The Scottish Gamekeeper and The English Gamekeeper
Mosaic picture panel of worsted threads on linen made by carpet makers John Crossleys of Halifax
English, circa 1860
Each 62.5cm H, 54.5cm W. (The frame)
In the Victorian era John Crossley and Sons was the largest carpet manufacturing firm in the world, thanks mainly to their pioneering use and development of steam-powered looms and the fact that all processes from raw materials to finished carpets were carried out on the one site at Dean Clough, Halifax. Carpet “mosaics,” which were pictures made from coloured, worsted mohair fibers, were a sideline for the English carpet manufacturer, called Crossley Mosaics they only produced between 1850 and 1869.
After paintings by Richard Ansdell (1815-1885) these were first printed as engravings in the 1858 by Henry Graves & Co. These mosaic panels were created after the engravings and are rare examples of Crossley's mosaics - they have survived as a pair and are presented in their original ogee rosewood frames with a gilt slip.
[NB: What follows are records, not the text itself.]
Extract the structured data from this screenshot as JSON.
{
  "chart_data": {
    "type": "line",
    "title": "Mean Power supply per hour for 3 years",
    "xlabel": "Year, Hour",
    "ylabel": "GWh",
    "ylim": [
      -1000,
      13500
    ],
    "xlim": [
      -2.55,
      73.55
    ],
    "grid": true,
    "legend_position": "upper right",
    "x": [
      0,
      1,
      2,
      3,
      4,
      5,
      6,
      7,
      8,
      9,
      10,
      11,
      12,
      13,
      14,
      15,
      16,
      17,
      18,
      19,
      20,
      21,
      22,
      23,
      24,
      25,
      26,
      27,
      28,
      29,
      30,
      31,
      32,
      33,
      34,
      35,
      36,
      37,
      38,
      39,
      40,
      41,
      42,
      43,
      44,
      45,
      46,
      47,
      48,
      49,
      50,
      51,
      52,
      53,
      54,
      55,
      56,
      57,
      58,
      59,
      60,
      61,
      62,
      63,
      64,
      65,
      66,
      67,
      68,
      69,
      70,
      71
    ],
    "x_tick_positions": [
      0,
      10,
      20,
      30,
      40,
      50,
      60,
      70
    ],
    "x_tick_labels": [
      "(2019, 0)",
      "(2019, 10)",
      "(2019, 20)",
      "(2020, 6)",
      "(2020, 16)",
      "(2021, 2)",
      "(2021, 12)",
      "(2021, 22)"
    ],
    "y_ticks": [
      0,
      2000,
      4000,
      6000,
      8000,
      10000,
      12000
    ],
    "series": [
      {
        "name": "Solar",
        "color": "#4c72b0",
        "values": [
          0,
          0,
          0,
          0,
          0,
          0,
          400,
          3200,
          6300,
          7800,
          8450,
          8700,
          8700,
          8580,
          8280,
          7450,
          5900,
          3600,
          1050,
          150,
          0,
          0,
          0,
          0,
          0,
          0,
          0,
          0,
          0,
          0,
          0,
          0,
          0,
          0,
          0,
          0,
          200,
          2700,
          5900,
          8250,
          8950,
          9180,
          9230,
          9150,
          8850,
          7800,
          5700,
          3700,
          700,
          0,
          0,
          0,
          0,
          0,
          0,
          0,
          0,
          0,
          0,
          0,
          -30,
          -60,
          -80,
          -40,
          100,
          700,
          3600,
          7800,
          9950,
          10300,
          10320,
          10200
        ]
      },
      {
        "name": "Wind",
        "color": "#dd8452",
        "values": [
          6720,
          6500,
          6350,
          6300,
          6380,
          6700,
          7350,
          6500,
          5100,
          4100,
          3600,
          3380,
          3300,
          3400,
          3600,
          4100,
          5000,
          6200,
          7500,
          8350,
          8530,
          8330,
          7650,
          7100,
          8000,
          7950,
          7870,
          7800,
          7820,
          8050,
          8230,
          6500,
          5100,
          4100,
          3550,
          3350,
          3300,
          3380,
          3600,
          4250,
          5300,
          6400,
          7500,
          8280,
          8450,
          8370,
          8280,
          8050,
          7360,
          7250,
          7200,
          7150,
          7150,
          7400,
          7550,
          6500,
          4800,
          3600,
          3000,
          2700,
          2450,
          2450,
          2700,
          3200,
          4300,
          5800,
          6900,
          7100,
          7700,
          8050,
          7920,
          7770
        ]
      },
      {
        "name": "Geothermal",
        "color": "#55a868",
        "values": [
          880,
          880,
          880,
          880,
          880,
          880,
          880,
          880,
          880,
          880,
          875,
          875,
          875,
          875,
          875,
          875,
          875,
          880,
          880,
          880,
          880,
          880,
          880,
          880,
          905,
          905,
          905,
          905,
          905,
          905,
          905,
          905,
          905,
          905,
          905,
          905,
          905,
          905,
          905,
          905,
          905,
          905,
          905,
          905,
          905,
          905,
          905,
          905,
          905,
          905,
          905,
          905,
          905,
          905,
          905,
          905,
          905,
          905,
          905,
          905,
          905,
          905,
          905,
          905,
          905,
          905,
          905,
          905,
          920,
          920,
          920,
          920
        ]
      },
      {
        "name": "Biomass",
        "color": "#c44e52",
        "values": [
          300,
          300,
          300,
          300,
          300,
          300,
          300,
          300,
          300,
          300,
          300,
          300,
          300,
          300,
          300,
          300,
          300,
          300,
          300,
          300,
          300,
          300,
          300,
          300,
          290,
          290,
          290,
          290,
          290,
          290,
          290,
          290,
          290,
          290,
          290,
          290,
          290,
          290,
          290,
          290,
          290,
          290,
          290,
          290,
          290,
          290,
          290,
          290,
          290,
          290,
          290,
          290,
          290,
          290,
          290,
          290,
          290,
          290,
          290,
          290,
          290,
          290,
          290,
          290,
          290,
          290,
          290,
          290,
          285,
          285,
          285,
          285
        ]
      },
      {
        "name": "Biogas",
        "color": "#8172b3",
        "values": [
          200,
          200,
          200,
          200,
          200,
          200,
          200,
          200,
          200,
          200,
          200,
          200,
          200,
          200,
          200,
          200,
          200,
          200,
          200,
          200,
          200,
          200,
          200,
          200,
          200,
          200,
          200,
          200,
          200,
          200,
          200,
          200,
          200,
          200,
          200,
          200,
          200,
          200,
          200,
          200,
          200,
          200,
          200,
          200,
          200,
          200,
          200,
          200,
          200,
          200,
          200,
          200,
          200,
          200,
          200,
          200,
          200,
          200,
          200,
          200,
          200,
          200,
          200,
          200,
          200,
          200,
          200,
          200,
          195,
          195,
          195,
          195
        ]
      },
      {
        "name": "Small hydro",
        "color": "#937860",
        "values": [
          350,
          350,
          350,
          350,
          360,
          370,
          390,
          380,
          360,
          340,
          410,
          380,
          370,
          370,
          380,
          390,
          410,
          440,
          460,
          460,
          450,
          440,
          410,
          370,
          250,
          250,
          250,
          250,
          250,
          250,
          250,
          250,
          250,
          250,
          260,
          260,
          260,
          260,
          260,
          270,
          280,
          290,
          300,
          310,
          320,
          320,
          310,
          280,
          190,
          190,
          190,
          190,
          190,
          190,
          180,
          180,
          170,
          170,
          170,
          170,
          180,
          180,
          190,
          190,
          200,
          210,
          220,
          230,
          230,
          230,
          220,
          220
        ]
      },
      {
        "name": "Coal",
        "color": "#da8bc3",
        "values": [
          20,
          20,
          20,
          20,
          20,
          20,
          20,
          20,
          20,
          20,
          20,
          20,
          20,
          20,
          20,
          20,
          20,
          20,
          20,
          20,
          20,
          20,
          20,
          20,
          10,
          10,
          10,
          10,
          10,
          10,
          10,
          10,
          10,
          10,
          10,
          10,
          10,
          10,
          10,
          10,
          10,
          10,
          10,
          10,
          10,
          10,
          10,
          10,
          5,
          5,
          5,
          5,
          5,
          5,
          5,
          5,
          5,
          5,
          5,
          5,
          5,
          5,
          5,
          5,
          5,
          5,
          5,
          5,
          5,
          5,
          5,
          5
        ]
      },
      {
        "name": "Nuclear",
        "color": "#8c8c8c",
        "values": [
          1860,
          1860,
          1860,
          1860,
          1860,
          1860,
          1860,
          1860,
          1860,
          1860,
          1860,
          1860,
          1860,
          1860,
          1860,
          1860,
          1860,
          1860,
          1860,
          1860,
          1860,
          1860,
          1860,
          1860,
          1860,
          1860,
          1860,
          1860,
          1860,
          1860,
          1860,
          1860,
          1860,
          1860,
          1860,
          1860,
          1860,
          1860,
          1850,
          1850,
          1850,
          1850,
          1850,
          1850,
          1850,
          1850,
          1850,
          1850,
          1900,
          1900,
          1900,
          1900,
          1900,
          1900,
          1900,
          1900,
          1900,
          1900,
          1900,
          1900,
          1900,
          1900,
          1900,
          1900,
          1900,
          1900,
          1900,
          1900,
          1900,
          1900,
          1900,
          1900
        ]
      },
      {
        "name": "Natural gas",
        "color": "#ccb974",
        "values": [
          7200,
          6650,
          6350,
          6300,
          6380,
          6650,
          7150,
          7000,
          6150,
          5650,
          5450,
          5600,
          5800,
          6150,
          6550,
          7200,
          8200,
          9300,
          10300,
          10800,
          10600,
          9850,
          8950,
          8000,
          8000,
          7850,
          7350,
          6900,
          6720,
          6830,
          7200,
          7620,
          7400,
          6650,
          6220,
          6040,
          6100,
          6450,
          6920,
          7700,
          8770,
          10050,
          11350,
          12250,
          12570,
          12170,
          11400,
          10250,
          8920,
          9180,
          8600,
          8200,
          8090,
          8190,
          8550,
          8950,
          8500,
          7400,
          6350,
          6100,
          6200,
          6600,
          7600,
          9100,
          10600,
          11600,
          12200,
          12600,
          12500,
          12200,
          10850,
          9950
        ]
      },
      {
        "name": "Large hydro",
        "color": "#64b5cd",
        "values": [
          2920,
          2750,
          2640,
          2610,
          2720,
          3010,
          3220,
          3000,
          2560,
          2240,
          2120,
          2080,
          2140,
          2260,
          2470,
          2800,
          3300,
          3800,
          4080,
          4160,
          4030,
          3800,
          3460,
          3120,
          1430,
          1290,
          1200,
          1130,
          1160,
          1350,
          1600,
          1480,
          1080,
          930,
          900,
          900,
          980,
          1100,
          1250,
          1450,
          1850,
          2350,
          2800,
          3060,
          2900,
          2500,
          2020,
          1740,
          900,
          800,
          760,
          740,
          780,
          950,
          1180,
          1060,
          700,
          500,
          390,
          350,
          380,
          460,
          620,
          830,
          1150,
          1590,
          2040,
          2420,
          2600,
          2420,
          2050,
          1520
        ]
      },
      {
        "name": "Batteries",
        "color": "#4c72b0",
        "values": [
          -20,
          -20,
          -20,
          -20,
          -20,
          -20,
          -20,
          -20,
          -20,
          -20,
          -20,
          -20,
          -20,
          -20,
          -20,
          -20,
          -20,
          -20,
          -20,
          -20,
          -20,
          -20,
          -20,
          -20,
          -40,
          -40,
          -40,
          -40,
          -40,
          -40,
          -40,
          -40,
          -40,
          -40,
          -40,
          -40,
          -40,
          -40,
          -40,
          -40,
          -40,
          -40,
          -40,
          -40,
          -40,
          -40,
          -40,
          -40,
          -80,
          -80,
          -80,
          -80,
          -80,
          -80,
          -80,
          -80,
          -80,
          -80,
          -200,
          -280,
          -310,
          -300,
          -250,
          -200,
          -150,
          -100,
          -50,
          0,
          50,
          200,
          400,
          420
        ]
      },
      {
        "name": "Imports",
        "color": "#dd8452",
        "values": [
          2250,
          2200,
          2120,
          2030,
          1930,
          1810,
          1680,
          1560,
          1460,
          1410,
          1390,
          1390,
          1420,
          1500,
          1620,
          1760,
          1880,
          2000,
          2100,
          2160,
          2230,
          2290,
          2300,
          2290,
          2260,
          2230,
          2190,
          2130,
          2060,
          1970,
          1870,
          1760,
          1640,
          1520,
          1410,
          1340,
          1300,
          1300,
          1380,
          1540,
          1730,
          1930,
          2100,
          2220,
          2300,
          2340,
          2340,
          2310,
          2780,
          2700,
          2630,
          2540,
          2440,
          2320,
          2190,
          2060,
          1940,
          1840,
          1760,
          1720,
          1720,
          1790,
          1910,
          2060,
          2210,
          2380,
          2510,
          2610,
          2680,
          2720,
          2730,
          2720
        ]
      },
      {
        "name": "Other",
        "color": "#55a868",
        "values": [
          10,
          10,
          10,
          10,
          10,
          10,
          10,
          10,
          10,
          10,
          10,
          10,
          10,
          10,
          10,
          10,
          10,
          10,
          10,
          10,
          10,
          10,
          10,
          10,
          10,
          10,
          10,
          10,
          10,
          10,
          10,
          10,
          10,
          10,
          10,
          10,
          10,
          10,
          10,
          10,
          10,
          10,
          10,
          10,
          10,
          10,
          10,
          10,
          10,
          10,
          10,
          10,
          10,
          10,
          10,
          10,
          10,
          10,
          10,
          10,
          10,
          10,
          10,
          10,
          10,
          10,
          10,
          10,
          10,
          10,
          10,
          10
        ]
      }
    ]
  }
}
Condition: They are presented in good overall condition, the colour of the panels is good and both quite uniform, the Scottish keeper has tears to the panel, one of about 15cm across the top left corner and another to the dog in the foreground and the lower left corner, however as they are framed and mounted behind glass the damages are not obvious. The English keeper has survived very well without any tears - perhaps he had the easier life!